Au service de psychiatrie de l’enfant et de l’adolescent à l’hôpital Robert-Debré, une équipe à l’écoute de Maria, mineure isolée, arrivée à 14 ans en Espagne depuis l’Algérie, le 2 mars 2021.

« Il suçait son pouce en regardant Gulli »

Ce travail de longue haleine, qui confine parfois à la mission impossible, les confronte aux réalités du monde des MNA. Mi-mars, l’un d’eux a perdu connaissance en pleine rue ; il avait avalé six comprimés de Lyrica, un puissant antidouleur. D’après ses papiers, il avait 15 ans. M. Guillot lui en donne quatre de moins. « Il était tout petit », décrit-il. Dans un accès de violence, il a dû être attaché. Il a refusé de parler aux soignants avant d’admettre, du bout des lèvres, habiter « chez un mec à La Chapelle ».

En décembre 2020, un autre jeune, confié à l’aide sociale à l’enfance (ASE) des Yvelines, avait lui aussi été transporté aux urgences de Robert-Debré. Son corps était couvert de plaies à vif, et d’autres, plus anciennes. Ce soir-là, François-Henry Guillot lui a rendu visite dans sa chambre. « Il suçait son pouce en regardant Gulli », se souvient l’éducateur. Puis il a fugué. Personne n’a retrouvé sa trace.

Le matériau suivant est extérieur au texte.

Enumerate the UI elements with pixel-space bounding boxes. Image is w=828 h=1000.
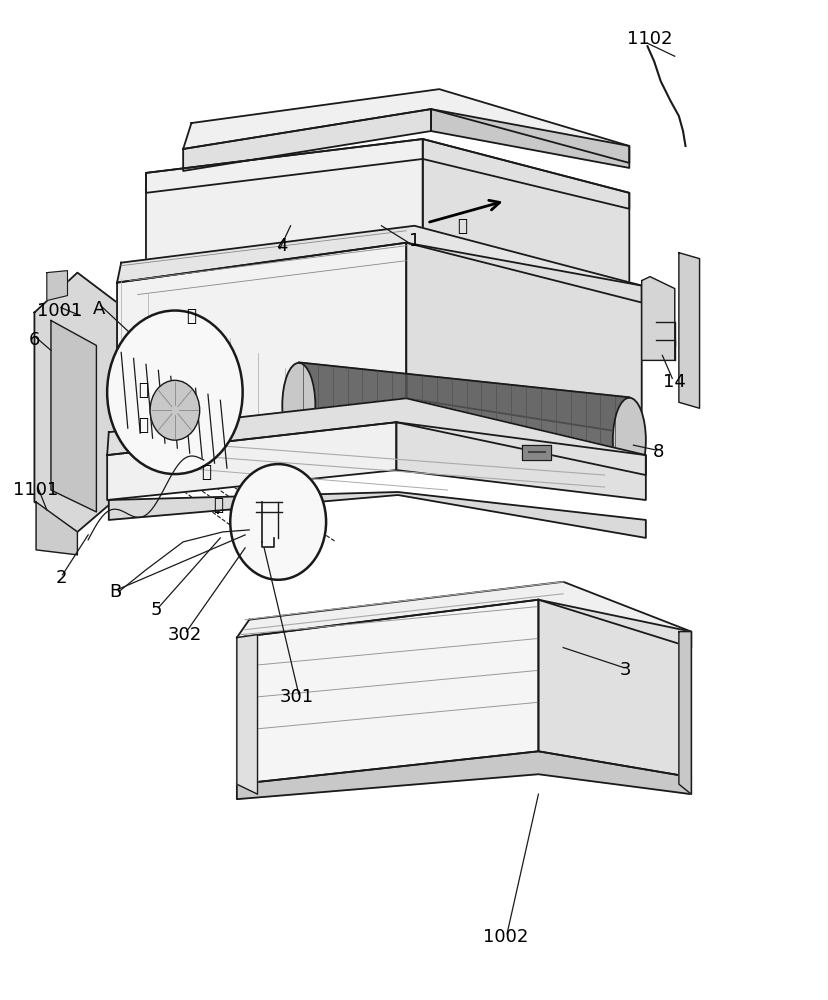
- Polygon shape: [537, 600, 691, 777]
- Polygon shape: [678, 632, 691, 794]
- Text: 5: 5: [151, 601, 162, 619]
- Text: 1101: 1101: [13, 481, 59, 499]
- Text: 1002: 1002: [482, 928, 527, 946]
- Text: 上: 上: [201, 463, 211, 481]
- Polygon shape: [146, 139, 422, 281]
- Polygon shape: [107, 398, 645, 475]
- Polygon shape: [35, 273, 117, 532]
- Polygon shape: [431, 109, 628, 168]
- Text: 302: 302: [167, 626, 202, 644]
- Text: 1102: 1102: [627, 30, 672, 48]
- Circle shape: [150, 380, 200, 440]
- Polygon shape: [396, 422, 645, 500]
- Polygon shape: [237, 582, 691, 648]
- Polygon shape: [237, 600, 537, 784]
- Polygon shape: [522, 445, 550, 460]
- Polygon shape: [406, 243, 641, 435]
- Ellipse shape: [612, 398, 645, 483]
- Text: 右: 右: [457, 217, 467, 235]
- Text: 8: 8: [652, 443, 663, 461]
- Text: 下: 下: [213, 496, 223, 514]
- Text: 外: 外: [138, 381, 148, 399]
- Circle shape: [230, 464, 325, 580]
- Polygon shape: [117, 243, 406, 432]
- Text: 3: 3: [619, 661, 630, 679]
- Polygon shape: [237, 635, 258, 794]
- Polygon shape: [422, 139, 628, 301]
- Polygon shape: [183, 109, 431, 171]
- Text: 内: 内: [138, 416, 148, 434]
- Polygon shape: [36, 502, 77, 555]
- Text: 左: 左: [186, 307, 196, 325]
- Polygon shape: [146, 139, 628, 209]
- Text: 1001: 1001: [36, 302, 82, 320]
- Text: B: B: [109, 583, 122, 601]
- Polygon shape: [107, 422, 396, 500]
- Text: 1: 1: [408, 232, 420, 250]
- Text: 301: 301: [280, 688, 314, 706]
- Polygon shape: [237, 751, 691, 799]
- Text: 2: 2: [55, 569, 66, 587]
- Polygon shape: [298, 362, 628, 482]
- Text: 6: 6: [29, 331, 40, 349]
- Polygon shape: [51, 320, 96, 512]
- Text: 4: 4: [277, 237, 287, 255]
- Ellipse shape: [282, 363, 315, 448]
- Polygon shape: [641, 277, 674, 360]
- Polygon shape: [678, 253, 699, 408]
- Circle shape: [107, 311, 243, 474]
- Polygon shape: [183, 89, 628, 163]
- Text: 14: 14: [662, 373, 686, 391]
- Polygon shape: [108, 492, 645, 538]
- Polygon shape: [117, 226, 641, 303]
- Polygon shape: [46, 271, 67, 301]
- Text: A: A: [93, 300, 105, 318]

Lina, Algérienne, a 15 ans. Orientée vers cet hôpital par l’association France terre d’asile après avoir été renvoyée d’un foyer, cette ado toute menue a été signalée comme victime potentielle d’un réseau de prostitution. La première fois que nous la rencontrons, au mois de février, elle parle de se soigner et de retourner à l’école. Mais, deux semaines plus tard, quand elle revient à l’hôpital, elle présente des traces de scarification sur les avant-bras et des brûlures de cigarettes sur les mains.

« Se substituer à leur dealeur »

La semaine suivante, la voici de nouveau à Robert-Debré, les cheveux lissés, le visage maquillé, mais de mauvaise humeur. Ses jambes tremblent, elle triture les cordelettes de sa doudoune. Les deux soignants s’inquiètent : elle semble en manque. Depuis quelques semaines pourtant, elle paraissait sevrée du Rivotril, un antiépileptique qui, consommé à hautes doses, désinhibe ces jeunes.

« J’en reprends parce que je n’arrive plus à dormir »,commence-t-elle. Mais, si elle en a, cela suppose qu’elle est retournée en acheter à la sauvette du côté de Barbès. « Pourquoi tu ne prends pas ton Lyrica ? », l’interrogent les soignants.

Pour ces jeunes dépendants, l’une des méthodes de sevrage proposée est de leur prescrire du Lyrica en réduisant les doses au fur et à mesure. « L’idée est de se substituer à leur dealeur et de les ramener petit à petit vers le droit commun », détaille la docteure Peyret. Certains tentent bien d’arracher aux soignants des ordonnances pour du Rivotril, mais leur réponse est ferme : c’est non. Car la priorité est précisément de les faire décrocher définitivement de ce produit, plus dangereux que le Lyrica.

Au service de psychiatrie de l’enfant et de l’adolescent à l’hôpital Robert-Debré, le 2 mars 2021, Mohamed, mineur isolé venant d’Algérie, montre son porte-bonheur, une pièce de deux francs suisses qui l'a accompagné pendant son exil.